Anonymous wrote:There's a little girl that's friendly with my daughter at school. They're both in Kindergarten, and aftercare together. She's a sweet kid, and we've had her over to play several times. They went to the same preschool. The kids play well together, and the mom usually hangs out, I like her, too.
We've never been to their house, which is fine, but every time I see this kid at aftercare, she talks about how she really wants my daughter to come to her house, and how she has a big dollhouse, even bigger than my daughter's, and she wants to show her. And every time I say, "we'd love to, Larla! Just have your mom text me!" - we've had this exchange probably 5-6 times this school year, with no invite from mom.
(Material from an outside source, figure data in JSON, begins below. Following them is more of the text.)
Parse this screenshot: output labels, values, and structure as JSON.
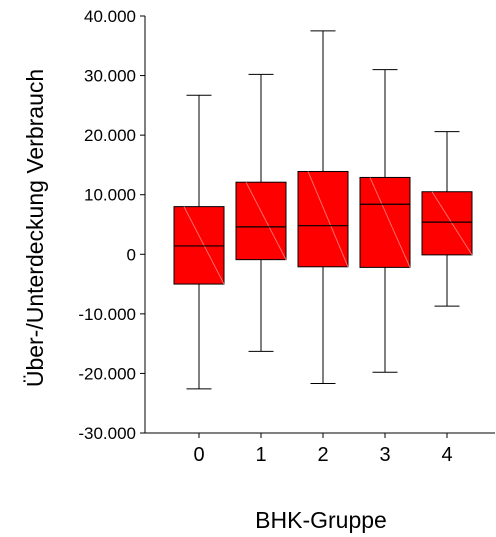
{
  "chart_data": {
    "type": "boxplot",
    "xlabel": "BHK-Gruppe",
    "ylabel": "Über-/Unterdeckung Verbrauch",
    "ylim": [
      -30000,
      40000
    ],
    "yticks": [
      -30000,
      -20000,
      -10000,
      0,
      10000,
      20000,
      30000,
      40000
    ],
    "ytick_labels": [
      "-30.000",
      "-20.000",
      "-10.000",
      "0",
      "10.000",
      "20.000",
      "30.000",
      "40.000"
    ],
    "categories": [
      "0",
      "1",
      "2",
      "3",
      "4"
    ],
    "grid": false,
    "box_color": "#ff0000",
    "boxes": [
      {
        "category": "0",
        "whisker_low": -22600,
        "q1": -5000,
        "median": 1400,
        "q3": 8000,
        "whisker_high": 26700
      },
      {
        "category": "1",
        "whisker_low": -16300,
        "q1": -900,
        "median": 4600,
        "q3": 12100,
        "whisker_high": 30200
      },
      {
        "category": "2",
        "whisker_low": -21700,
        "q1": -2100,
        "median": 4800,
        "q3": 13900,
        "whisker_high": 37500
      },
      {
        "category": "3",
        "whisker_low": -19800,
        "q1": -2200,
        "median": 8400,
        "q3": 12900,
        "whisker_high": 31000
      },
      {
        "category": "4",
        "whisker_low": -8700,
        "q1": -100,
        "median": 5400,
        "q3": 10500,
        "whisker_high": 20600
      }
    ]
  }
}
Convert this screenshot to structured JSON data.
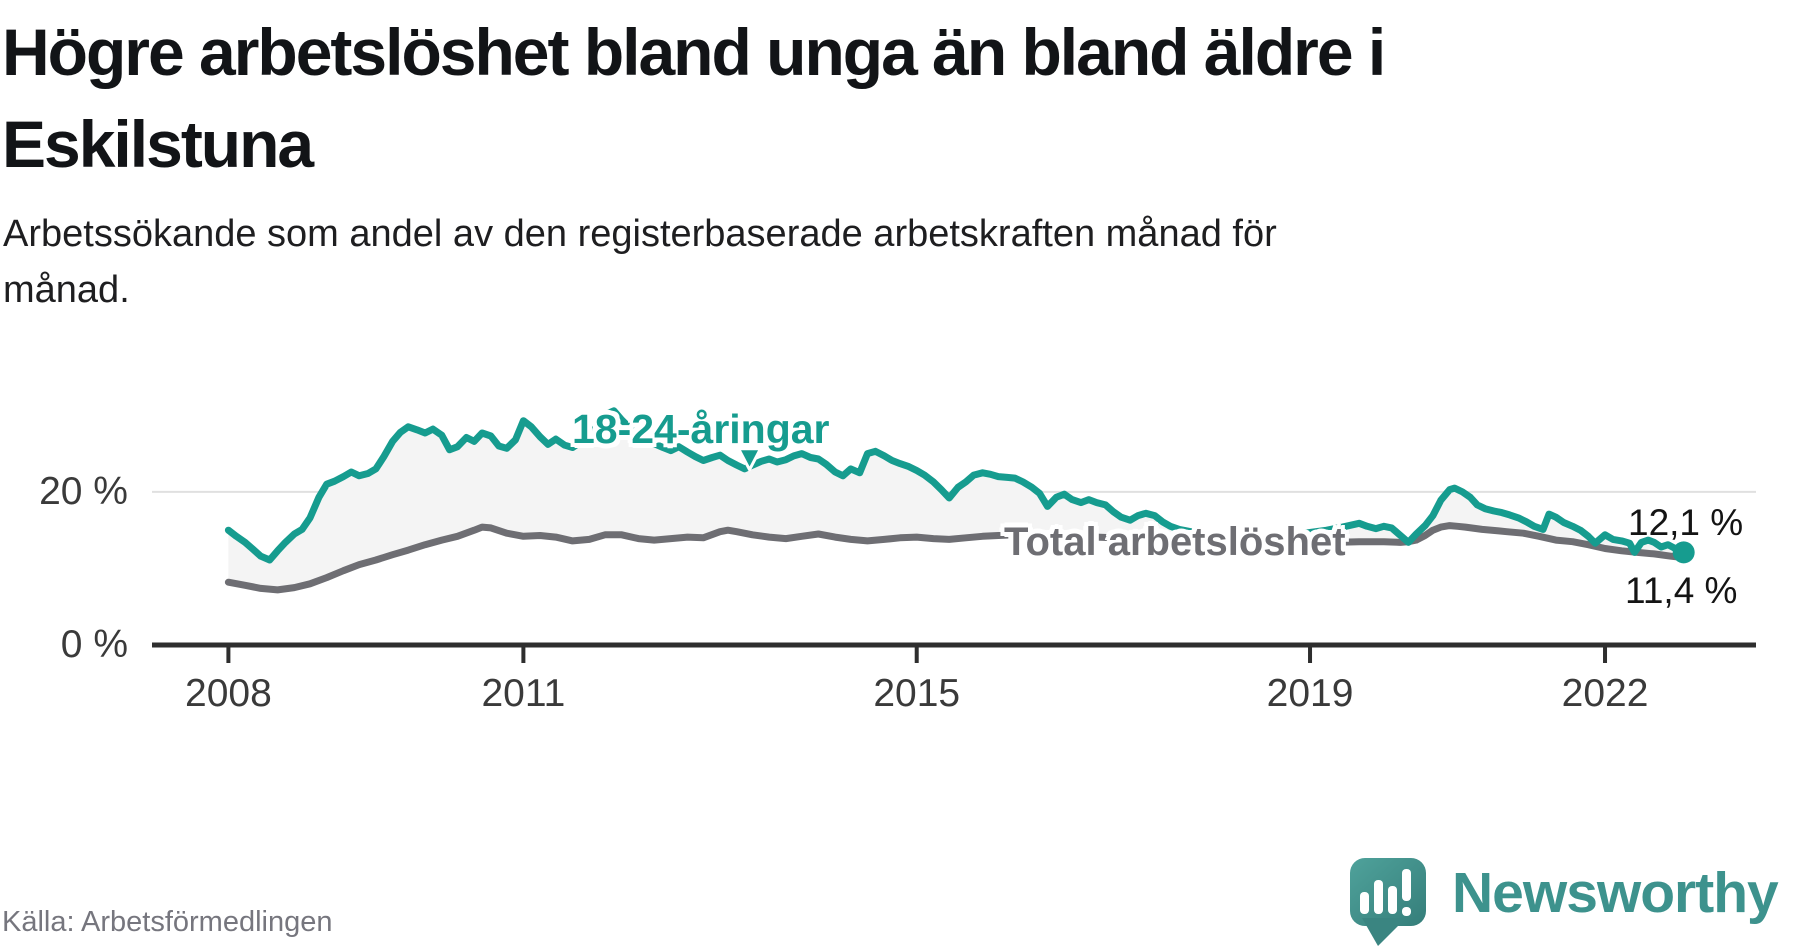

Again, fine, lots of parents don't host for a variety of reasons, I have no complaints about that.
Well, the last time I saw her, and we did our back and forth, and she said "last weekend mom said you guys were too busy to come and play."
Now, maybe the kid made that up. But it seems more likely that mom is fibbing to get Larla off her back. On one hand, I get that. Especially if the reasons they don't want us over are complex or grownup-y reasons, the temptation to fib to get your kid to drop it is understandable. But it really, really bothered me. This is a sweet kid, and I don't want her to think we're too busy for her! I don't get the feeling she has a lot of friends at school. Maybe I'm over reacting - my parenting style (um, and also kinda life style?) is to give the whole truth, so that probably contributes to my feeling about this.
I was thinking of inviting them over again soon - would you say something to the mom? What would you say? I don't want to overstep, but I really dislike that she's making us out to be the bad guys to her kid.
I would tell the kid that we weren’t busy, and I don’t know why her mom told her that.